Geography Strategy - Regional Planning | Current Affairs

Regional imbalance definition

Definition / June 26, 2017

Remarks by Rodrigo de Rato y Figaredo
Managing Director, International Monetary Fund
at the National Press Club
Ottawa, Canada, June 20, 2005

1. Good afternoon—it is a pleasure to be here. This is my first official trip to Canada as Managing Director of the IMF, and it is a great honor to be invited to address you today.

2. As you know, the IMF is a key international institution for the promotion and maintenance of global economic stability and orderly growth. One important way through which we discharge this responsibility is by serving as an advisor, facilitator, and forum for global economic cooperation. It is against this background that I wish to use my remarks today to focus once more on two urgent issues that confront the world—that is, global imbalances, and fighting poverty in developing countries.

Global Imbalances

3. When we speak of global imbalances, we often are referring to the large current account deficit in the United States, and the matching surpluses in other countries such as Japan, emerging Asia, some oil-exporting countries, as well as other industrial countries, such as Canada. This situation is of great concern both because they reflect substantial gaps in growth performance between regions of the world and because they imply cross-border movements in capital that cannot be sustained forever. As it is, the current account deficit of the U.S.—which measured an unprecedented 6½ percent of GDP in the first quarter of 2005, as compared to the average of 1 percent of GDP in the early 1990s—is being financed by record levels of debt in the hands of foreign investors. It is unlikely that investor appetite for U.S. assets will continue to grow at this pace indefinitely.

4. Unless action is taken by policymakers to facilitate an orderly resolution of these imbalances, we run the risk of investors drastically reducing the flow of capital into the United States. In that event, the dollar could depreciate rapidly, currency and capital markets could become disorderly, and interest rates could rise sharply, posing serious threat to global economic stability. Such an outcome would be of particular concern to countries that are closely integrated with the U.S. economy, such as Canada. The broad-based weakness of the U.S. dollar in recent years has partly reflected concerns about the sustainability of the U.S. current account deficit. As the United States' largest trading partner, the impact on Canada has been significant, contributing to a rapid strengthening of the free-floating Canadian currency. Fortunately, Canada's robust economic framework, as well as high world oil and commodity prices, have served to mitigate the impact of these developments on Canada's macroeconomic performance, but the adjustment has not been wholly painless.

5. Global imbalances are, by their very definition, a problem of the global economy.
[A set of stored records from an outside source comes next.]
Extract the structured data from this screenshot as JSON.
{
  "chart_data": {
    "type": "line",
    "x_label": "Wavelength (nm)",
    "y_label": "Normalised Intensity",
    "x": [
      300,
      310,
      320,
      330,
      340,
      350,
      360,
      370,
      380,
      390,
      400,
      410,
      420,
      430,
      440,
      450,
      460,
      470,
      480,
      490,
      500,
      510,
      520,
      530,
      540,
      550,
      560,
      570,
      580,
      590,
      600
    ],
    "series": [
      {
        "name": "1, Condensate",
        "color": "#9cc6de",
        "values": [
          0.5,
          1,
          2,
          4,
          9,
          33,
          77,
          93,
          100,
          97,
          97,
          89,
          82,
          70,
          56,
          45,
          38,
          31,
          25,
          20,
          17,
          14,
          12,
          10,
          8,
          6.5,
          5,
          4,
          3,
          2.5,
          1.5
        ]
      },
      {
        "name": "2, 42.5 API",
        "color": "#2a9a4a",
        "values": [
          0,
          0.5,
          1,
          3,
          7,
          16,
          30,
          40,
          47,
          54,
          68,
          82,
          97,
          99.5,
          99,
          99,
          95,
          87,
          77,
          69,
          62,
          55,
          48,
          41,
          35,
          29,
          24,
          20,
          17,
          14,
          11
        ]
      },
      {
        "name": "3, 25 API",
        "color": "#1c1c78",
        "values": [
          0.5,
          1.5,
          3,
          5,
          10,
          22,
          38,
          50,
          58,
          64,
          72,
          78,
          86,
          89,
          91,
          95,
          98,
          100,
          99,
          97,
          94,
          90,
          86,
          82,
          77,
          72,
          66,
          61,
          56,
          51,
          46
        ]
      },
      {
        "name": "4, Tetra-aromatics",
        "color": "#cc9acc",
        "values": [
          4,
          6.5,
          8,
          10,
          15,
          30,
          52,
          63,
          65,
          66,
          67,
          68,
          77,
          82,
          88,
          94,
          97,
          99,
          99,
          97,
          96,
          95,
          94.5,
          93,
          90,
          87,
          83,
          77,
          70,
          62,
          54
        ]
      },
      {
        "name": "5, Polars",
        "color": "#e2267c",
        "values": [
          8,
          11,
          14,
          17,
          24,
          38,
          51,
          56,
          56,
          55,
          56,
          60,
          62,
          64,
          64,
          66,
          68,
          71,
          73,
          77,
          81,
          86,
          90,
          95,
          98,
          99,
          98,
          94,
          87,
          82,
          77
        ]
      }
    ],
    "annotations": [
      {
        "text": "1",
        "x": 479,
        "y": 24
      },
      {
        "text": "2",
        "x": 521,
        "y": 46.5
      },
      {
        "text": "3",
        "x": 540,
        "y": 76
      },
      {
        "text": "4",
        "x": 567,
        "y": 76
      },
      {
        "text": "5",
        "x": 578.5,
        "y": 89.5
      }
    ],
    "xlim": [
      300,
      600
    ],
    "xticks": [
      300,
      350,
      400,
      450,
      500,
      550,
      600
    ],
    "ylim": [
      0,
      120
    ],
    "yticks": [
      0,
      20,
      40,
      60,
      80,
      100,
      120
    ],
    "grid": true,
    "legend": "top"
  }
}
Their resolution requires a collaborative international effort to address the underlying causes. The policy measures needed to address the imbalances are generally agreed; it is just that their firm implementation is still lacking. For that reason, it bears repeating what these measures are.

6. In the United States, the pursuit of credible medium-term fiscal consolidation remains paramount. The continued financing of the large U.S. current account deficit depends on the future attitude of foreign investors towards U.S. assets. Maintaining investor confidence in the dollar—and in the strength of the U.S. economy—would help prevent destabilizing dollar depreciation. A strong commitment to reducing the U.S. fiscal deficit would go a long way towards achieving that. The U.S.'s budget proposal for fiscal year 2006, which aims to halve the nominal budget deficit over 5 years, is a step in the direction of sustainability. However, firm implementation of this proposal is critical. More importantly, even bolder deficit reduction would be desirable and warranted, especially in view of the cyclical strength of the U.S. economy, and the importance of lowering government debt ahead of the retirement of the baby boom generation.

7. Stronger growth in Europe and Japan is a critical prerequisite for unwinding the existing imbalances. That is because a major contributory factor to the widening global imbalances has been the unbalanced pattern of global growth. Specifically, world economic expansion remains largely driven by the United States and China. In the euro area and Japan—which together account for nearly one-quarter of global output—economic performance has been relatively weak, although recent indicators point to positive signs in Japan.

8. The key to raising growth in Europe remains structural reform. Important progress has been made in recent years, including in pension, healthcare, and labor market reforms. These gains provide a firm foundation from which to further strengthen the European economy. The precise future requirements would of course differ across countries, but they should in general focus on further boosting labor utilization, product and service market de-regulation, and greater financial market integration. Labor market reform, in particular, will take on added significance with Europe's rapidly aging population. To sustain its basic social model for the benefit of future generations, Europe needs to create more jobs and maximize labor utilization.

9. Japan, like Europe, requires further structural reform to generate sustained growth over the medium term. A cyclical upswing and supportive policies have facilitated structural adjustment over the last few years, improving the underlying strength of the Japanese economy. Nonetheless, continued structural reform is required to generate sustained growth in Japan over the medium term. In particular, bank profitability and capital bases should be strengthened further to promote lending. Other areas for improvement include making labor markets more flexible, and opening up sheltered sectors of the economy—such as agriculture—to greater competition.